Législatives au Danemark : les sociaux-démocrates l'emportent face à la droite sortante

Les sociaux-démocrates bénéficient d'une progression des partis de gauche pour espérer former une majorité absolue du "bloc rouge", mais les négociations s'annoncent difficiles.

La dirigeante sociale-démocrate Mette Frederiksen, le 6 juin 2019, à Copenhague (Danemark). 
La dirigeante sociale-démocrate Mette Frederiksen, le 6 juin 2019, à Copenhague (Danemark).  (LISELOTTE SABROE / RITZAU SCANPIX / AFP)

Le Danemark a choisi l'alternance. Les sociaux-démocrates ont remporté, mercredi 5 juin, des législatives marquées par une poussée "verte" et l'effondrement des populistes anti-immigration. Ces derniers étaient le principal allié du Premier ministre libéral sortant, qui a remis jeudi la démission de son gouvernement.

Donnés favoris du scrutin, les sociaux-démocrates enregistrent un léger repli par rapport à 2015, mais sortent toujours en tête avec 25,9% des suffrages, selon des résultats quasi définitifs. Ils bénéficient en outre de la progression d'autres partis de gauche, qui offre au "bloc rouge" une majorité absolue de 91 sièges sur les 179 que compte le Folketing, le Parlement danois. Les partis de droite obtiennent entre 79 et 80 sièges, selon les projections.

Gouvernement minoritaire

La dirigeante sociale-démocrate Mette Frederiksen, énergique quadra plusieurs fois ministre, a dit vouloir diriger un gouvernement minoritaire, avec le soutien au Parlement de forces d'appoint.
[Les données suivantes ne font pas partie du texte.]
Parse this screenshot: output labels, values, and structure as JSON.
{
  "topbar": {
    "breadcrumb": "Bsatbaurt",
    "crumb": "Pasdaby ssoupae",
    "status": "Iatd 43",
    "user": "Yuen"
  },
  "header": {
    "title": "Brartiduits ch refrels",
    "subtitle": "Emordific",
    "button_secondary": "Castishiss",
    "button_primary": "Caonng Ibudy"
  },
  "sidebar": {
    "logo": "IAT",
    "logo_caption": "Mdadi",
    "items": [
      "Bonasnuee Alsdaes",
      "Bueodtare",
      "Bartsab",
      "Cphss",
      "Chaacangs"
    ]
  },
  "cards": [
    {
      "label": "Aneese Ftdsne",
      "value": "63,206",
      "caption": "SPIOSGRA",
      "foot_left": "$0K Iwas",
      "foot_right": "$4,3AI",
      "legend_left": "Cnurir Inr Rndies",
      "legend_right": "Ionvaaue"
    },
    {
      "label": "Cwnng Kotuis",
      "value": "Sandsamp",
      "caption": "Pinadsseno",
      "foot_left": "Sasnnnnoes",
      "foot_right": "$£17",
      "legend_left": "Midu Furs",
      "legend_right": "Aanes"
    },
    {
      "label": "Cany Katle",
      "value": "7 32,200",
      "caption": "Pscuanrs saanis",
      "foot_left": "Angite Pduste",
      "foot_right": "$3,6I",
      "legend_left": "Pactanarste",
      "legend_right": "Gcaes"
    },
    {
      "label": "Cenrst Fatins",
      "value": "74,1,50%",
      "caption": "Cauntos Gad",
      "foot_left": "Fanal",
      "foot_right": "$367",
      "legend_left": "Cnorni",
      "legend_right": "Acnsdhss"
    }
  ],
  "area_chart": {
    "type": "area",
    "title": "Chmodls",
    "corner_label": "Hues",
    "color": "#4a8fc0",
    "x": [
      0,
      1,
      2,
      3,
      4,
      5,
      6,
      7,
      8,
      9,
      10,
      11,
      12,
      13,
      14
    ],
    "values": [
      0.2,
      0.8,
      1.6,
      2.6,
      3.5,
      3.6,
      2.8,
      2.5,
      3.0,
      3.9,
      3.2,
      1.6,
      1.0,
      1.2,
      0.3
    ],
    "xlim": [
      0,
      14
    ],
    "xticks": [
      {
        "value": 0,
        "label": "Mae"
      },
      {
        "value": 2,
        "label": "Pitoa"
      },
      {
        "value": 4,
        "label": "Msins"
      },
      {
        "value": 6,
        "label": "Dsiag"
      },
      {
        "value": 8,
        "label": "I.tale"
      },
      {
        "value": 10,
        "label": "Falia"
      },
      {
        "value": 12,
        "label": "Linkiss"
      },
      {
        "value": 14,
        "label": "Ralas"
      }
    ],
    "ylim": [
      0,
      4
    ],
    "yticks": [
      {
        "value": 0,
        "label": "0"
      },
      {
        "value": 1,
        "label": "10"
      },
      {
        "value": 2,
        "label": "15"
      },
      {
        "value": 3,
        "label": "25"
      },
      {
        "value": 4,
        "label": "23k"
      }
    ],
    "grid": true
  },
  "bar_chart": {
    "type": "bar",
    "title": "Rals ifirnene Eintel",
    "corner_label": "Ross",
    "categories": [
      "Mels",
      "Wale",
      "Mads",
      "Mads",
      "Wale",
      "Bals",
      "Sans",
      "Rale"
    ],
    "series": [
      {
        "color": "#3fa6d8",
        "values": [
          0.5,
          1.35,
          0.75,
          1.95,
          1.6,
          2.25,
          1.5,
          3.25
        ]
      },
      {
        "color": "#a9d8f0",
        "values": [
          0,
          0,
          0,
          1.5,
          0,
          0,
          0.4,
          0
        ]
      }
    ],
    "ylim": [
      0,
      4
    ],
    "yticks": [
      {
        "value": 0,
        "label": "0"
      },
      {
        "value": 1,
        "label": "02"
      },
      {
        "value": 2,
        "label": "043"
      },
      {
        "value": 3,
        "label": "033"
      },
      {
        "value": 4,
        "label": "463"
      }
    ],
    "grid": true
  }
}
Mais une "guerre des nerfs" l'attend pour former son gouvernement. Sa victoire obtenue avec une surenchère anti-immigration, qui ne fait pas l'unanimité dans son camp, pourrait la condamner à ratisser large pour gouverner.

Protection sociale, éducation, dépense publique, retraites, immigration : la liste est longue des dossiers que Mette Frederiksen devra négocier pied à pied avec les partis de la gauche et du centre-gauche pour s'assurer le soutien de leurs élus et succéder, au poste de Premier ministre, au libéral Lars Lokke Rasmussen.